Referendum, il dibattito
"NO, non in questo modo"
Il dibattito sul Referendum Costituzionale: "Riformare, ma non in questo modo"
Alla fine potrebbe essere un NO: pesato, riflessivo e per certi versi anche sofferto, ma la decisione tende al "NON IN QUESTO MODO".
Avete presente il provvedimento di esproprio del Teatro Petruzzelli, che sbloccò lo stallo ventennale dell'immobilismo inconcludente, pose fine a tutte le diatribe della galassia di interessi contrapposti, riavviò i lavori di restauro e consentì la riapertura del Politeama? La Corte Costituzionale, successivamente, sentenziò che lo strumento utilizzato non era appropriato - non entrò nel merito dell'esproprio - e riaprì la contesa sulla proprietà del Teatro barese.
Una vicenda che ancora oggi, nonostante la maggioranza in Parlamento e il Governo siano più forti di quella che "sbagliò" lo strumento legislativo, resta ancora indefinita, sospesa, trascurata e direi colpevolmente irrisolta.

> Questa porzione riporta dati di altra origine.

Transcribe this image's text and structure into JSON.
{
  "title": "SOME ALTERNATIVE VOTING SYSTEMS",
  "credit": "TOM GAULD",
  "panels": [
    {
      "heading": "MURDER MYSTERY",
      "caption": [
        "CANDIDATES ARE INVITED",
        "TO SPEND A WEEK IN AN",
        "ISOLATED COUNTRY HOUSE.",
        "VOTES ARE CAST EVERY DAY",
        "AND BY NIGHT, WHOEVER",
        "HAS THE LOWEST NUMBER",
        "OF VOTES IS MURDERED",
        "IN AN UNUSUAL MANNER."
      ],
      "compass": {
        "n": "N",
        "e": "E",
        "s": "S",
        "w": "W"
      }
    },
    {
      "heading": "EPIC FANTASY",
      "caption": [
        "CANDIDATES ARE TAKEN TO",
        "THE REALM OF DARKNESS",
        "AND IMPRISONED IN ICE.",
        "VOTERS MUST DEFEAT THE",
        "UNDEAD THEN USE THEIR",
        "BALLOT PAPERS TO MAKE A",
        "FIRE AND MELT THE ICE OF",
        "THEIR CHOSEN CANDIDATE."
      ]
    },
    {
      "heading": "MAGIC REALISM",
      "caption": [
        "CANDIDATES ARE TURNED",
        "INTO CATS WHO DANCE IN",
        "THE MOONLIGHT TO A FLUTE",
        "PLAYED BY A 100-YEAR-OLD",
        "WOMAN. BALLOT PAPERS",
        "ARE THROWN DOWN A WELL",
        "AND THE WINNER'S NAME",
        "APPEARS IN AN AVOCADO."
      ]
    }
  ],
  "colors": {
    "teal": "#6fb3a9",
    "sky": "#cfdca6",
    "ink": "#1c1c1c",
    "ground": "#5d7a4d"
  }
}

Ecco, sono le modalità che mi insospettiscono - anche stavolta - prim'ancora che il merito degli interventi. Non mi preoccupo di chi è a favore o contro, ciascuno per ragioni che ritiene valide dal proprio punto di vista e che rispetto, anche se non condivido. Ma mi hanno insegnato a formarmi una personale opinione, al di là dei flussi e delle onde di pensiero. Anche perché se sali su un treno, su un aereo o su un autobus i compagni di viaggio non li scegli. Te li ritrovi vicino, magari diretti verso la medesima destinazione, ma per motivi spesso diversi.
Non mi piace "il pacchetto" - molto variegato e dettagliato - su cui si è chiamati a votare con un solo SI' o NO. Infatti ci sono cose che condivido, per cui vorrei votare SI', ma molte altre che non condivido che mi portano a votare NO. Decidere per "media ponderata" accresce il peso della responsabilità e mi accende timori e incertezze.

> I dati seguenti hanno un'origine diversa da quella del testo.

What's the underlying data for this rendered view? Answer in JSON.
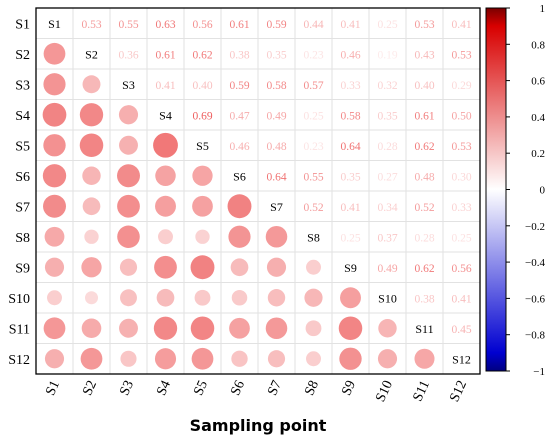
{
  "chart_data": {
    "type": "heatmap",
    "subtype": "correlogram",
    "title": "",
    "xlabel": "Sampling point",
    "ylabel": "",
    "labels": [
      "S1",
      "S2",
      "S3",
      "S4",
      "S5",
      "S6",
      "S7",
      "S8",
      "S9",
      "S10",
      "S11",
      "S12"
    ],
    "upper_values": [
      [
        null,
        0.53,
        0.55,
        0.63,
        0.56,
        0.61,
        0.59,
        0.44,
        0.41,
        0.25,
        0.53,
        0.41
      ],
      [
        null,
        null,
        0.36,
        0.61,
        0.62,
        0.38,
        0.35,
        0.23,
        0.46,
        0.19,
        0.43,
        0.53
      ],
      [
        null,
        null,
        null,
        0.41,
        0.4,
        0.59,
        0.58,
        0.57,
        0.33,
        0.32,
        0.4,
        0.29
      ],
      [
        null,
        null,
        null,
        null,
        0.69,
        0.47,
        0.49,
        0.25,
        0.58,
        0.35,
        0.61,
        0.5
      ],
      [
        null,
        null,
        null,
        null,
        null,
        0.46,
        0.48,
        0.23,
        0.64,
        0.28,
        0.62,
        0.53
      ],
      [
        null,
        null,
        null,
        null,
        null,
        null,
        0.64,
        0.55,
        0.35,
        0.27,
        0.48,
        0.3
      ],
      [
        null,
        null,
        null,
        null,
        null,
        null,
        null,
        0.52,
        0.41,
        0.34,
        0.52,
        0.33
      ],
      [
        null,
        null,
        null,
        null,
        null,
        null,
        null,
        null,
        0.25,
        0.37,
        0.28,
        0.25
      ],
      [
        null,
        null,
        null,
        null,
        null,
        null,
        null,
        null,
        null,
        0.49,
        0.62,
        0.56
      ],
      [
        null,
        null,
        null,
        null,
        null,
        null,
        null,
        null,
        null,
        null,
        0.38,
        0.41
      ],
      [
        null,
        null,
        null,
        null,
        null,
        null,
        null,
        null,
        null,
        null,
        null,
        0.45
      ],
      [
        null,
        null,
        null,
        null,
        null,
        null,
        null,
        null,
        null,
        null,
        null,
        null
      ]
    ],
    "colorbar": {
      "range": [
        -1,
        1
      ],
      "ticks": [
        "1",
        "0.8",
        "0.6",
        "0.4",
        "0.2",
        "0",
        "−0.2",
        "−0.4",
        "−0.6",
        "−0.8",
        "−1"
      ],
      "tick_values": [
        1,
        0.8,
        0.6,
        0.4,
        0.2,
        0,
        -0.2,
        -0.4,
        -0.6,
        -0.8,
        -1
      ],
      "colors": {
        "negative": "#0a0a9a",
        "zero": "#ffffff",
        "positive": "#e81818"
      }
    },
    "grid": true,
    "legend": "right"
  }
}
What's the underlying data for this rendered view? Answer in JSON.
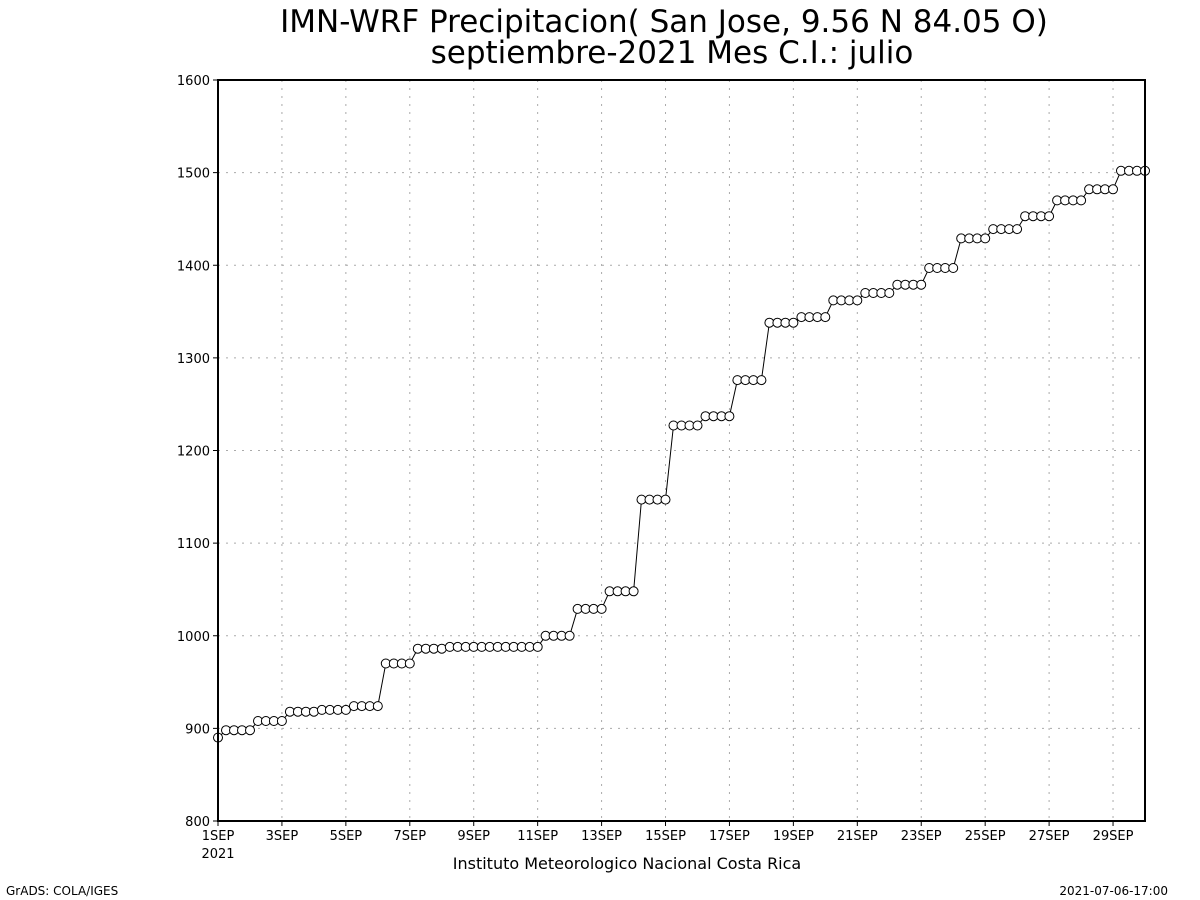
{
  "chart_data": {
    "type": "line",
    "title": "IMN-WRF  Precipitacion( San Jose, 9.56  N 84.05  O)",
    "subtitle": "septiembre-2021 Mes C.I.: julio",
    "xlabel": "Instituto Meteorologico Nacional Costa Rica",
    "ylabel": "",
    "ylim": [
      800,
      1600
    ],
    "yticks": [
      800,
      900,
      1000,
      1100,
      1200,
      1300,
      1400,
      1500,
      1600
    ],
    "xlim": [
      1,
      30
    ],
    "xtick_days": [
      1,
      3,
      5,
      7,
      9,
      11,
      13,
      15,
      17,
      19,
      21,
      23,
      25,
      27,
      29
    ],
    "xticks": [
      "1SEP",
      "3SEP",
      "5SEP",
      "7SEP",
      "9SEP",
      "11SEP",
      "13SEP",
      "15SEP",
      "17SEP",
      "19SEP",
      "21SEP",
      "23SEP",
      "25SEP",
      "27SEP",
      "29SEP"
    ],
    "x_year_label": "2021",
    "grid": true,
    "marker": "open-circle",
    "x_step_days": 0.25,
    "values": [
      890,
      898,
      898,
      898,
      898,
      908,
      908,
      908,
      908,
      918,
      918,
      918,
      918,
      920,
      920,
      920,
      920,
      924,
      924,
      924,
      924,
      970,
      970,
      970,
      970,
      986,
      986,
      986,
      986,
      988,
      988,
      988,
      988,
      988,
      988,
      988,
      988,
      988,
      988,
      988,
      988,
      1000,
      1000,
      1000,
      1000,
      1029,
      1029,
      1029,
      1029,
      1048,
      1048,
      1048,
      1048,
      1147,
      1147,
      1147,
      1147,
      1227,
      1227,
      1227,
      1227,
      1237,
      1237,
      1237,
      1237,
      1276,
      1276,
      1276,
      1276,
      1338,
      1338,
      1338,
      1338,
      1344,
      1344,
      1344,
      1344,
      1362,
      1362,
      1362,
      1362,
      1370,
      1370,
      1370,
      1370,
      1379,
      1379,
      1379,
      1379,
      1397,
      1397,
      1397,
      1397,
      1429,
      1429,
      1429,
      1429,
      1439,
      1439,
      1439,
      1439,
      1453,
      1453,
      1453,
      1453,
      1470,
      1470,
      1470,
      1470,
      1482,
      1482,
      1482,
      1482,
      1502,
      1502,
      1502,
      1502
    ]
  },
  "footer": {
    "left": "GrADS: COLA/IGES",
    "right": "2021-07-06-17:00"
  }
}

Mi fa ricordare le delusioni provate da ragazzo, quando all'edicola si compravano i bustoni-sorpresa: una sola cosa buona e tante 'fregature'.

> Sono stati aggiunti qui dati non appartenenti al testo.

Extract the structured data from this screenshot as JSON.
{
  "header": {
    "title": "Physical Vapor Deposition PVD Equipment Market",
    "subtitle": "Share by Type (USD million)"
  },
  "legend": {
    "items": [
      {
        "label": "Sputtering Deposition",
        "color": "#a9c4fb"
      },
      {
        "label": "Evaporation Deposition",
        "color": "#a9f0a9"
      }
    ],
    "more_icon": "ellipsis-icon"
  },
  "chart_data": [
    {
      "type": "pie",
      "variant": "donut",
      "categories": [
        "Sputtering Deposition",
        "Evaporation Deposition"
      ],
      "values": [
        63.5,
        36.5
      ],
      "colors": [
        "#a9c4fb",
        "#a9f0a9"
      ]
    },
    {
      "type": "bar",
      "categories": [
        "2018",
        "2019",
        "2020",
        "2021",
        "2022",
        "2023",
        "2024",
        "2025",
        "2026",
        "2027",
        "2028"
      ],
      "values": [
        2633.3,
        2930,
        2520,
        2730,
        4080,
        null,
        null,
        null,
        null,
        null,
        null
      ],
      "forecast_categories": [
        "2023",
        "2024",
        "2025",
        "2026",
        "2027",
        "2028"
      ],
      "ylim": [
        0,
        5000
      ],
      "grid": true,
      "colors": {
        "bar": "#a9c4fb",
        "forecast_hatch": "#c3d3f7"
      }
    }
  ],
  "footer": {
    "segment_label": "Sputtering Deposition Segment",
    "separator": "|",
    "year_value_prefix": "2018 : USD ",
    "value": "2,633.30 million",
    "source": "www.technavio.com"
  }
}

Ma soprattutto, riprendendo il fatidico art. 70, provo ad andare oltre l'immediato e ripetutamente discusso parallelo tra le 9 parole della versione Padri Costituenti, e le 439 (come i metri d'altitudine del mio paese: Troia - Fg) di quella prevista dalla revisione in corso, sottoposta a referendum.
La forzatura in atto è quella di un articolo tipico di una legge ordinaria, che acquisisce la forza e la personalità di una norma costituzionale.
In pratica: l'operativo diventa indirizzo, l'applicazione si fa principio generale. Temi, argomenti e iter che in legge ordinaria possono normalmente essere modificati - se alla verifica dei fatti mostrassero limiti, derive ed effetti imprevisti - in tal caso, blindati dal carattere costituzionale assunto, diventeranno inossidabili e difficili da emendare, se non attraverso percorsi straordinari.
E questo, a me che ho trascorso una fase importante della mia formazione a disquisire di Costituzione formale e Costituzione materiale, nonché di equilibrio dei poteri e diligenza di Montesquieu, alla corte giuridica senza blasone di Enrico Dalfino, sinceramente fa paura!
Non mi piace, infine, che su un referendum "confermativo" ci si possa dividere, come sta accadendo in questo caso. Chiedere al popolo di "legittimare" la confusione espressa da questa classe dirigente è il vero limite di questo appuntamento elettoral-referendario.
Fatemi passare la paura e sarò ben lieto di cambiare verso!
(gelormini@gmail.com)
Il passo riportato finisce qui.